The ANP has a bloody mess on its hands and it better face it — instead of trying to roll over and play dead. The Q-league has fared no better. They thought they were playing smart politics. Turns out, they weren’t that smart after all. They opposed the Pukhtunkhwa name but only 20 among their 53 members voted against it. Then they saw the brewing resentment in Hazara and realised the situation’s milking potential. Their candidates in Hazara had received a sound electoral thrashing at the hands of the N-league and had since then been licking their wounds.
Now, they figured it was time for payback. The Q leaders egged the protesters on, defied Section 144 and probably invited state retaliation. With the PML-N as their target they tried to use the Hazara ‘fist’ to punch out their bitter opponents.

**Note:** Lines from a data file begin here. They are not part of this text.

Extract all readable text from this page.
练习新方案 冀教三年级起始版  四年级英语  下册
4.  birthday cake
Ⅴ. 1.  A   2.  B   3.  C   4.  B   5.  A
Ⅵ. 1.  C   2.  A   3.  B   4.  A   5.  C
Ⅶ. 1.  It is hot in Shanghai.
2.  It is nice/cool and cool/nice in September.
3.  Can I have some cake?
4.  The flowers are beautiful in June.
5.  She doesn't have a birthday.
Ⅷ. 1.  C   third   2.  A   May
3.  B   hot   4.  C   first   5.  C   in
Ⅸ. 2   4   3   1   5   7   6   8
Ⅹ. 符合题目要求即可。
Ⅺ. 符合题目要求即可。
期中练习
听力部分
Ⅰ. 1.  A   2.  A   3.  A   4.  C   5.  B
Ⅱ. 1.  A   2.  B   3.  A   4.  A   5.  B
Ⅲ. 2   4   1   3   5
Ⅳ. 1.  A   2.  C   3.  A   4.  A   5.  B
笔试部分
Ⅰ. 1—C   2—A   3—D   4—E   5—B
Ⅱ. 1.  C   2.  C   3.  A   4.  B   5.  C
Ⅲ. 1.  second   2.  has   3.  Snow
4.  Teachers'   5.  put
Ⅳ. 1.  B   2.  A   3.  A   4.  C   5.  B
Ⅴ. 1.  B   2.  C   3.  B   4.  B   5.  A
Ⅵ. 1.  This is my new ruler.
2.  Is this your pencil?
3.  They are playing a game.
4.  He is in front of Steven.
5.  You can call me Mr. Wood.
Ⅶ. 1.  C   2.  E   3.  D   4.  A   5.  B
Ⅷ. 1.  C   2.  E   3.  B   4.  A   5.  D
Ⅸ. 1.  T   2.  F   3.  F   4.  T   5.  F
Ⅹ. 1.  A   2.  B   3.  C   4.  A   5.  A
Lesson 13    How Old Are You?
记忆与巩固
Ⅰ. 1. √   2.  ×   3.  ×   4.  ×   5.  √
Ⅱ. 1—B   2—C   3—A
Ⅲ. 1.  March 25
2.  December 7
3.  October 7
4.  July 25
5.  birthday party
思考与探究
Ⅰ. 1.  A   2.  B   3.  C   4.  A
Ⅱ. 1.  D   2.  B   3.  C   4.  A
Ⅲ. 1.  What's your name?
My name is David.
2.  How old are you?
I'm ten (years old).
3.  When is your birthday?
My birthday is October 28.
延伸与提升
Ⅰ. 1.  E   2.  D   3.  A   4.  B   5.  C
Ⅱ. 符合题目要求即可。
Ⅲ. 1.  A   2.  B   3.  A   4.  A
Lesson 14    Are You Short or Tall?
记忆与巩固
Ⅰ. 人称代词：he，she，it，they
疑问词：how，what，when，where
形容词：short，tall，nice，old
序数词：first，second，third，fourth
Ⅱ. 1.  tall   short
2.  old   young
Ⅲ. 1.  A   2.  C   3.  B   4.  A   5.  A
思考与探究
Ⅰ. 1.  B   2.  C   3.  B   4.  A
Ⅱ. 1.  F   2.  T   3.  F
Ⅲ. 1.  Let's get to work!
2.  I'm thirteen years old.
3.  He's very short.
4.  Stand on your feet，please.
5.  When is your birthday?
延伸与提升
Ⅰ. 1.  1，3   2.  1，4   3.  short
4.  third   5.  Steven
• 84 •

The PML-Q may have succeeded slightly in leveraging the Hazara discontent for its own narrow political gains but it is also now seen as a party which played politics while Hazara burnt. This will return to haunt it. The PML-N had the most to lose, this was its territory.
Sharif's party men from the area had warned him of the consequences of compromising on the name and when Abbottabad erupted many in his party said ‘I told you so’. However, it was too late for his party. The Hazarawals accused his party of ditching them at the last moment. If the ANP was the villain for the Hazarawals, the ‘beloved’ PML-N was the traitor.
It was because of this pressure that Nawaz Sharif was forced to say that he didn’t have any problem with the Hazara demand for a separate province. He doesn’t really mean it, and neither does the Q-league. But that’s what street pressure does to you. The PML-N is now bracing for the worse — to find out how much political capital has been looted from its Hazara vote-bank.
If the mean streets remain quiet, the politicians may ultimately follow suit. But if the Hazarawals return to the pavements with sticks, stones and hardened demands, the tail will again start to wag the dog – in parliament and outside. So what’s in a name? Plenty.